Die Feststellung des FG, die Provisionsforderungen seien am 31. Dezember 1959 mit keinem beachtlichen Risiko behaftet gewesen, verstoße wider den klaren Inhalt der Akten. Im Schreiben vom 21. Dezember 1959 habe die Firma die angebotene pauschale Endauszahlung von 45 000 DM und den Abschlag von 2190 DM mit den in den laufenden Geschäften steckenden Risiken und mit der Zinsfrage begründet. Daraus gehe hervor, daß hier noch Risiken am 31. Dezember 1959 vorhanden gewesen seien. Außerdem sei die Firma offensichtlich davon ausgegangen, daß alle ausstehenden Lieferungen nach dem 31. Dezember 1959 von ihr auch tatsächlich ausgeführt würden. Sie habe also mit den 2190 DM nur das Abnahme- und Zahlungsrisiko und einen Zinsausgleich bewertet. Das FG habe nicht geklärt, in welchem Umfang am 31. Dezember 1959 Lieferungen noch nicht durchgeführt worden seien und in welcher Höhe die Provisionsforderungen am 31. Dezember 1959 nach § 87 a Abs. 1 Sätze 1 und 2 HGB hätten realisiert werden können. Als Wirtschaftsgut bewertbar hätten die Provisionsforderungen am 31. Dezember 1959 allenfalls in Höhe von 30 000 DM (45 000 DM angebotene Pauschalzahlung minus 15 000 DM Ausgleichsanspruch) bestanden.

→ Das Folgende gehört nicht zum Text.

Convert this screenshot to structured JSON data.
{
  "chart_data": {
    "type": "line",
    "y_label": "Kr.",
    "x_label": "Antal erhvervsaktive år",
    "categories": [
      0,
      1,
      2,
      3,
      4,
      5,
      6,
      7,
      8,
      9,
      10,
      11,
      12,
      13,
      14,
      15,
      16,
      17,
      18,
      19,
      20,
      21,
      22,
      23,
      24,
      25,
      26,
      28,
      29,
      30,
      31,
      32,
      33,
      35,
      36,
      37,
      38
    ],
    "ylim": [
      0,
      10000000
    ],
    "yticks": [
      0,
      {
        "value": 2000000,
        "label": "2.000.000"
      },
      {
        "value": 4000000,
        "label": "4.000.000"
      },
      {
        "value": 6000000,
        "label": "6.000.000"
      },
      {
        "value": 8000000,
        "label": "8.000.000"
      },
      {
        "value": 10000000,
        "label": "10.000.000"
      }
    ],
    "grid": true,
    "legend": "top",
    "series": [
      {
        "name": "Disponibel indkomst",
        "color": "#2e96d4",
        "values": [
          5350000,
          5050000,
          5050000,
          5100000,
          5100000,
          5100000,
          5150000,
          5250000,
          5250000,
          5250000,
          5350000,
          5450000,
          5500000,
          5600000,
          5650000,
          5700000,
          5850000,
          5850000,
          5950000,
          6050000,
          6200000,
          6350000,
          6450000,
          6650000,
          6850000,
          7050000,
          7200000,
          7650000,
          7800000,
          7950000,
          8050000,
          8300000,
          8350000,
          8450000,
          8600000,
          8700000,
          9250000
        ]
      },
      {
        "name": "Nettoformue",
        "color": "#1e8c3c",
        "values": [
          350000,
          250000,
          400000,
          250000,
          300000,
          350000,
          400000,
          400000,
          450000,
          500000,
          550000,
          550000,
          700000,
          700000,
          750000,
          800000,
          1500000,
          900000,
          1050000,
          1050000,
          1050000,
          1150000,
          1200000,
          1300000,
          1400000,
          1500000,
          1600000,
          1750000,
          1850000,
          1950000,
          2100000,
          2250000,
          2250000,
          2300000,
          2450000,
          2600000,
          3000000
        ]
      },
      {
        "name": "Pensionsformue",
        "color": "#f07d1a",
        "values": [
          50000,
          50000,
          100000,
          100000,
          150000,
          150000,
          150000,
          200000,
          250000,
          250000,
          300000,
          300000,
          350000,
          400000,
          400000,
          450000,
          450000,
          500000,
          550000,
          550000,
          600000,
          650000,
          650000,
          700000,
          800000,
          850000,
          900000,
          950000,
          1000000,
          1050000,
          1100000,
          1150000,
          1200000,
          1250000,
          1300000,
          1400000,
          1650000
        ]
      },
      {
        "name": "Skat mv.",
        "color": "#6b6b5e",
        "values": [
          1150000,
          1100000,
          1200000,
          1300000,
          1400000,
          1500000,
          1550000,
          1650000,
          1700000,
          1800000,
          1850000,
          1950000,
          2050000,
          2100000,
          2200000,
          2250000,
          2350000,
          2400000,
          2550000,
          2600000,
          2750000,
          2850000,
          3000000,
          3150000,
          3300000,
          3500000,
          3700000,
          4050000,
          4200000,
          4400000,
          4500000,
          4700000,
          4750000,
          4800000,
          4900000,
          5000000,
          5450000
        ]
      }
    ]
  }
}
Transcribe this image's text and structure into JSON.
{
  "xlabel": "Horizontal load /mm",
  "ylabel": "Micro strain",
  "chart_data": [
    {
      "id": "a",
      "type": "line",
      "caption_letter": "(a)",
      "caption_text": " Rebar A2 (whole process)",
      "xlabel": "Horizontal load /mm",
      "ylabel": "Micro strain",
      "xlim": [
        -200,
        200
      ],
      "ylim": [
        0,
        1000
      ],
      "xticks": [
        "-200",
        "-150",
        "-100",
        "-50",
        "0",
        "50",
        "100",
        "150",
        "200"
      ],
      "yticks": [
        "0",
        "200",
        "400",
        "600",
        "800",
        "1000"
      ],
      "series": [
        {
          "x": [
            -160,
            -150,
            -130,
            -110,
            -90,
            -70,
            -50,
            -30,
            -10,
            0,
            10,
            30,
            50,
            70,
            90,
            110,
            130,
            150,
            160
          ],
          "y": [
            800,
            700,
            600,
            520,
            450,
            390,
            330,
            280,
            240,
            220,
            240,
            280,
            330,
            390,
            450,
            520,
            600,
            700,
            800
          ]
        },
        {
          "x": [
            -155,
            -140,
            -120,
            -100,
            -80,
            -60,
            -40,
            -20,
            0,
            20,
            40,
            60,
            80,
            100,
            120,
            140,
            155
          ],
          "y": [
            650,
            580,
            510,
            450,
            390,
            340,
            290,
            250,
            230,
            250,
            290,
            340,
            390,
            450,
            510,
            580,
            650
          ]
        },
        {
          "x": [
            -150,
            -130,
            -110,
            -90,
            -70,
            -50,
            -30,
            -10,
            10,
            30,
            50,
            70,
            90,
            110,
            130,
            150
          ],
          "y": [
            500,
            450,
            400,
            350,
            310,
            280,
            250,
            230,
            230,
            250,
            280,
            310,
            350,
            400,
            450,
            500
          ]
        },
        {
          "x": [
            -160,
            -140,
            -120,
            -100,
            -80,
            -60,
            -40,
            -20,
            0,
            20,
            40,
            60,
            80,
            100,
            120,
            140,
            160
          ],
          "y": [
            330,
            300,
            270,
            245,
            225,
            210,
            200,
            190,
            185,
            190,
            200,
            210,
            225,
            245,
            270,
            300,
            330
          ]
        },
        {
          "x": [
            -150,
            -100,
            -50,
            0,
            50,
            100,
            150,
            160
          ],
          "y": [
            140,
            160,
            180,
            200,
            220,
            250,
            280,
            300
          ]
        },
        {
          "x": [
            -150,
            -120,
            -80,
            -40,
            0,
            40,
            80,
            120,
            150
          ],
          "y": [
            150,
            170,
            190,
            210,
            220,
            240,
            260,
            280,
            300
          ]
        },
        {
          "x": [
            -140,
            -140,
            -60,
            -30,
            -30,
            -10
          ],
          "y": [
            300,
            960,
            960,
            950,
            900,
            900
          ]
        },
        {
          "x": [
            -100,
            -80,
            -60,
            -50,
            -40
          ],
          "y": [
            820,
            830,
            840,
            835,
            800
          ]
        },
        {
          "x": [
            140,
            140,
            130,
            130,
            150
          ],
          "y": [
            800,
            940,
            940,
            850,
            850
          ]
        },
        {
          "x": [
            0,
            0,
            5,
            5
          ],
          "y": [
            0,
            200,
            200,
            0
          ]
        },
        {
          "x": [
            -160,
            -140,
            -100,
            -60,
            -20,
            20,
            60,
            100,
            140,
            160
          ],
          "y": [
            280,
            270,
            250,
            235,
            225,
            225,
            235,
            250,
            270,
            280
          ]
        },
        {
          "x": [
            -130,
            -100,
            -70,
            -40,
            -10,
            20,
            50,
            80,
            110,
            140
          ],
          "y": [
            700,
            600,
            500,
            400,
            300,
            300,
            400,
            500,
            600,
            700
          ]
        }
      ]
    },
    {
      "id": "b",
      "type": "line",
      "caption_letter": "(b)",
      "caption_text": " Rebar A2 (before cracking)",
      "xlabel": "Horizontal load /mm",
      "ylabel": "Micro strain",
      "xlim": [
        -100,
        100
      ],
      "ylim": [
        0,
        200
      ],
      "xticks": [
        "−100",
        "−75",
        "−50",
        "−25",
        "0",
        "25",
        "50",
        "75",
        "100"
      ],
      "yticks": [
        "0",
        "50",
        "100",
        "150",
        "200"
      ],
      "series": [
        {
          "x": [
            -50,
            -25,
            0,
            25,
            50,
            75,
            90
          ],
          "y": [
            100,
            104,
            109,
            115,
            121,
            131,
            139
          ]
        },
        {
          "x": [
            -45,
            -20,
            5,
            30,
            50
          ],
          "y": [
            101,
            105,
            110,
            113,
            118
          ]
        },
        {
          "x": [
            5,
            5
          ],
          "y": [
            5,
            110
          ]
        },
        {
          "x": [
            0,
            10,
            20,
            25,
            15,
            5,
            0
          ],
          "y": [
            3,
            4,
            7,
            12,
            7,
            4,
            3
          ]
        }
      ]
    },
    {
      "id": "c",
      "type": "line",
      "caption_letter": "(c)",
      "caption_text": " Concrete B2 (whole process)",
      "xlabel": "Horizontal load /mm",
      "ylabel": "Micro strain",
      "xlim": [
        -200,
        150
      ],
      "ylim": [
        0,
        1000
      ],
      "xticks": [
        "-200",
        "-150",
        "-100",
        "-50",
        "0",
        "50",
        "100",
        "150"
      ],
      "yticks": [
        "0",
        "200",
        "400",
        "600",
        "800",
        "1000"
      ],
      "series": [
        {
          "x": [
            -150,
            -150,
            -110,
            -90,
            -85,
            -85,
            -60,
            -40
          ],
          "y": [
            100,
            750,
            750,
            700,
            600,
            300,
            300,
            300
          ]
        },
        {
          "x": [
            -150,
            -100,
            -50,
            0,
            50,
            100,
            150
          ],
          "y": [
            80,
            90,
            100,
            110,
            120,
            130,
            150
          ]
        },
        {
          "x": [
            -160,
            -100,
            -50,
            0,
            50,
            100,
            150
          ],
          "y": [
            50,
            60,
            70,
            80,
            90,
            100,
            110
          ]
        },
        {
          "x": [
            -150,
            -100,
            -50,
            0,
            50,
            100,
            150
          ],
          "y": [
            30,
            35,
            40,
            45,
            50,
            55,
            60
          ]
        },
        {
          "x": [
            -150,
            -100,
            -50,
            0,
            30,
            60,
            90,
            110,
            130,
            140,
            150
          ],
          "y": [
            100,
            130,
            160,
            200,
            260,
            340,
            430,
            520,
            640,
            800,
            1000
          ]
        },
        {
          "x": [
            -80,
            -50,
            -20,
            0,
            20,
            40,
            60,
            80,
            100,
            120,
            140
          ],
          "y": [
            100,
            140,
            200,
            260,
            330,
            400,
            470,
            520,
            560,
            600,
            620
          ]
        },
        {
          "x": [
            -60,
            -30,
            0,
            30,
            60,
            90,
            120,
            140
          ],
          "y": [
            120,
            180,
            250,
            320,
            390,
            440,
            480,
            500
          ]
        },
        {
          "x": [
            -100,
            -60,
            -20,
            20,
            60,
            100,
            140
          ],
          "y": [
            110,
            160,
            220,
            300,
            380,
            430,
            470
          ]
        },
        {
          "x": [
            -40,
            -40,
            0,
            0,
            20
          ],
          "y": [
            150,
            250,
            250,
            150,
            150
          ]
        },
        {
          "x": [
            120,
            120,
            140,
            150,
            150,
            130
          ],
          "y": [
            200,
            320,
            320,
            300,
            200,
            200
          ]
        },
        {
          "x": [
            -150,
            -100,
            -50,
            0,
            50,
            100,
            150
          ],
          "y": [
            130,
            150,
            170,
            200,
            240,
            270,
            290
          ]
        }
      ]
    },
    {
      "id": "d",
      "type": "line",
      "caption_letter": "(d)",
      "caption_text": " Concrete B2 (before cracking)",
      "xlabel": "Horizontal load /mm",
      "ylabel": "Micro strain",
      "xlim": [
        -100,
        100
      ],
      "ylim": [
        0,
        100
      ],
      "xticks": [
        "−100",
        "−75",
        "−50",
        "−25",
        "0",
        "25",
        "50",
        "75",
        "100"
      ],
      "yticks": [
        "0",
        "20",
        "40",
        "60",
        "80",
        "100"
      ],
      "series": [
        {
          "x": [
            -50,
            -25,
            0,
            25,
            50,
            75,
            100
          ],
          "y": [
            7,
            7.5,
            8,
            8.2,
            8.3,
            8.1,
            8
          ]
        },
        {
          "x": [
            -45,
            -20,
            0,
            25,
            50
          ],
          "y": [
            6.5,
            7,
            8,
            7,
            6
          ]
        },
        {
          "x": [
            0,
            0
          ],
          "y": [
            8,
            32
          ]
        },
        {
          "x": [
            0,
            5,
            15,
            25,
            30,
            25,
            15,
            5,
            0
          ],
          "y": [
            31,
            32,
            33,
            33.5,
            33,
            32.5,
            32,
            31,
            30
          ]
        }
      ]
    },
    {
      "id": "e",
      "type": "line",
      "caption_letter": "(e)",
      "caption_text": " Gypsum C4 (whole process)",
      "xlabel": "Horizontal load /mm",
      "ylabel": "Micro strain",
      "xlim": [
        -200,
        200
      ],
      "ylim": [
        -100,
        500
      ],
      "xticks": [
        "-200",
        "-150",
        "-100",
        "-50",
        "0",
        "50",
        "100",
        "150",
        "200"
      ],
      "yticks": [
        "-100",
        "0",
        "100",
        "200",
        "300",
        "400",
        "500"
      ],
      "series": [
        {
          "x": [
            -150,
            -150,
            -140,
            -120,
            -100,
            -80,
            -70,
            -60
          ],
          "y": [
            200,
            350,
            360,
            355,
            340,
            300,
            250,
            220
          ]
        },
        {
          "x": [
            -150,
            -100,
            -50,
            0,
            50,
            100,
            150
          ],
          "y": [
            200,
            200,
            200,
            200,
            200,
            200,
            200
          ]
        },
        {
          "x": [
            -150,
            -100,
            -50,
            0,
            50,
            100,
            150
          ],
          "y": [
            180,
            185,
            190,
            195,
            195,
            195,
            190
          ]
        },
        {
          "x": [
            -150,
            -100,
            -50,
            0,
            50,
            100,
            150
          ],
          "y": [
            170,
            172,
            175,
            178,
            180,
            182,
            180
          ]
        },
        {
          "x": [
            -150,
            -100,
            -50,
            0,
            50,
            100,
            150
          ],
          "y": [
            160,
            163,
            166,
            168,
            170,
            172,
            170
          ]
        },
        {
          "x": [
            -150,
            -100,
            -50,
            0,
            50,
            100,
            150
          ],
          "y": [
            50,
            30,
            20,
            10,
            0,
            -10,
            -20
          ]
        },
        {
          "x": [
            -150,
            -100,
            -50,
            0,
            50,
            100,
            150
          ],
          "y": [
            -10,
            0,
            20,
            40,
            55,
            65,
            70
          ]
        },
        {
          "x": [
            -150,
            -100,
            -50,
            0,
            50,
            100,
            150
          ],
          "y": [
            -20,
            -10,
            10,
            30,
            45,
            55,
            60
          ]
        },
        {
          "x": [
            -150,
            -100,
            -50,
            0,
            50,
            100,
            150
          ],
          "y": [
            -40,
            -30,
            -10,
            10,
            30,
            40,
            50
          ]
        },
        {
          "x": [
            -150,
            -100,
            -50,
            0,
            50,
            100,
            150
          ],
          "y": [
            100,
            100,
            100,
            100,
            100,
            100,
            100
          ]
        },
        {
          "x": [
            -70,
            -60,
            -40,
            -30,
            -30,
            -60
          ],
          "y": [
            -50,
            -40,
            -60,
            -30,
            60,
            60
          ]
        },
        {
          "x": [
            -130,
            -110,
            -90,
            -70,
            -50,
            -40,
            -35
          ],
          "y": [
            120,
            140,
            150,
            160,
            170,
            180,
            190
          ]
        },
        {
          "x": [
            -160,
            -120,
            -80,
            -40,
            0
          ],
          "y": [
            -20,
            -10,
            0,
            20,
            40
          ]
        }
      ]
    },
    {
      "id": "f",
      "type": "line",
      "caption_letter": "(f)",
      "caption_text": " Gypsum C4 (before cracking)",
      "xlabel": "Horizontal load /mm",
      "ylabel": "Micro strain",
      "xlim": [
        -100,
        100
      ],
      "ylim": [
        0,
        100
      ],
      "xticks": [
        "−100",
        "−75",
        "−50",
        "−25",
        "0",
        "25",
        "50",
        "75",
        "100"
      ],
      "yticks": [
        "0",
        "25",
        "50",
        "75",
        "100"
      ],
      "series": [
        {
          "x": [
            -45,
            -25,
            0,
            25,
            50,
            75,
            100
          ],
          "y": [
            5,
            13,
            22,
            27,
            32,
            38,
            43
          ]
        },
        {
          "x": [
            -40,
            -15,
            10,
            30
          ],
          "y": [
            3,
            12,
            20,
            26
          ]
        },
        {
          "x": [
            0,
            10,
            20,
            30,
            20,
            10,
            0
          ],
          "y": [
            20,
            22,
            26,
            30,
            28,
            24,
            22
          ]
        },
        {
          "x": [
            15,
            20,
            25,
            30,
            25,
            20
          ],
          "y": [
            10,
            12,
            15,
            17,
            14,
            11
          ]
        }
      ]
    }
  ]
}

Der Ausgleichsanspruch des Handelsvertreters beruhe auf einem Leistungsaustausch. Der Handelsvertreter empfange die Leistung des Unternehmers in Form der Ausgleichszahlung und überlasse dafür dem Unternehmer den von ihm geschaffenen Kundenstamm zur Nutzung und enthalte sich gleichzeitig einer solchen Nutzung. Dies sei die Gegenleistung des Handelsvertreters. Daraus folge, daß der Handelsvertreter in Höhe des jeweils noch nicht erbrachten Teils der Gegenleistung einen passiven Posten der Rechnungsabgrenzung zu bilden habe. Dieser Teil betrage nach seiner Schätzung am 31. Dezember 1959 75 % der gesamten Gegenleistung.
Der Stpfl. beantragt,
den Teilwert der Provisionsforderungen zum 31. Dezember 1959 mit 30 000 DM abzüglich einer Wertberichtigung für Umsatzsteuer von 3,6 % - 1080 DM anzusetzen,
der Forderung auf Zahlung eines Ausgleichs von 15 000 DM am 31. Dezember 1959 einen passiven Rechnungsabgrenzungsposten in Höhe von 11 250 DM und eine Wertberichtigung für Umsatzsteuer von 3,6 % aus 3750 DM gegenüberzustellen. Hilfsweise stellt der Stpfl. den Antrag, die Ausgleichszahlung zum ermäßigten Tarif nach §§ 24, 34 EStG zu besteuern.
Entscheidungsgründe
Die Revision ist zum Teil begründet.
Provisionsansprüche
Der Ansatz der Provisionsansprüche von 9528 DM für Aufträge, die bis zum 30. September 1959 ausgeführt, aber zwischen dem Stpfl. und der Firma noch nicht abgerechnet waren, ist nicht zu beanstanden. Dagegen beruht die Aktivierung des vollen Betrags der Provisionsansprüche von 25 485 DM für den Auftragsbestand vom 30. September 1959 auf einem Rechtsirrtum.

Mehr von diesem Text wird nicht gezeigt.